Source: POLITICO Morning Tech

FCC Small Cell Ruling Local Impact?

Governor Brown vetoed SB 649 which would have cleared the path for 5G small cell installation. Counties, Cities, and Town administrators worried if SB 649 became law, it would cap how much they could charge the telcos for use of public infrastructure. Now it has become a Federal administrative dictate.

Of course, what is worth noting is the majority of local authorities are working effectively with the telcos and the federal government to remove administrative hurdles and smooth the road to deployment. These new rules, which limit the power and influence of the local governments, are only directed at the troublemakers who demonstrate short-sighted ambitions in laying out a troublesome path for the telcos.

This is from telecom.com news article HERE.
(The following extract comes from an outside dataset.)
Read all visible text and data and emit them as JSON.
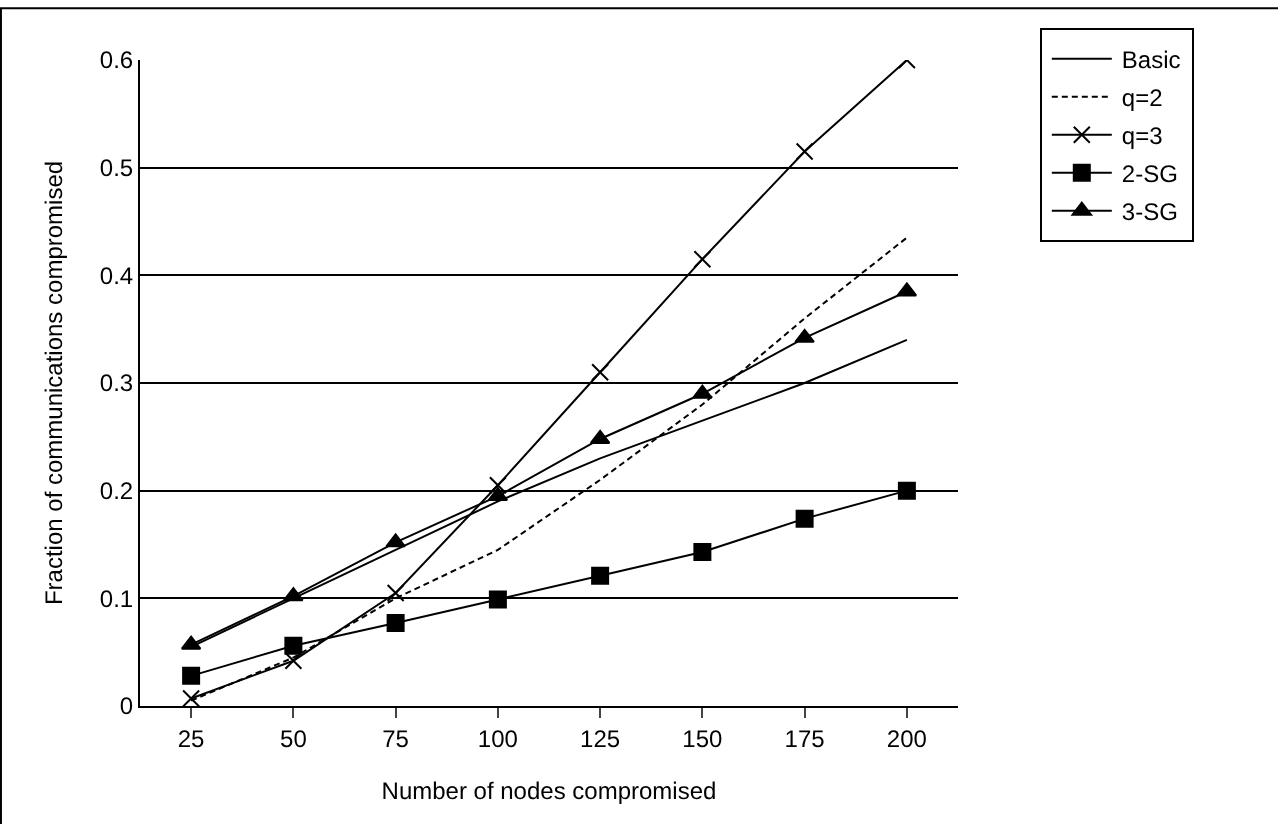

It raises a question. What is the Gold County Broadband Consortia doing to smooth 5G installation in its area of responsibility, including Sierra, Nevada, Placer and El Dorado County? Question asked, waiting for an answer.

Even larger question is what are all the 14 California Utilities Commission Broadband Consortia doing to smooth 5G implementation? It is going to an economic challenge for the telcos to bring 5G to rural communities. Short-sighted administrative or greedy obstacles in the path will reduce the probability that those communities will ever see 5G.

Links to rural broadband consortia are in the right-hand column, ask the 5G question of the administrator and local policymakers.  Are they helping or hindering 5G implementation?  You might be surprised by the answer.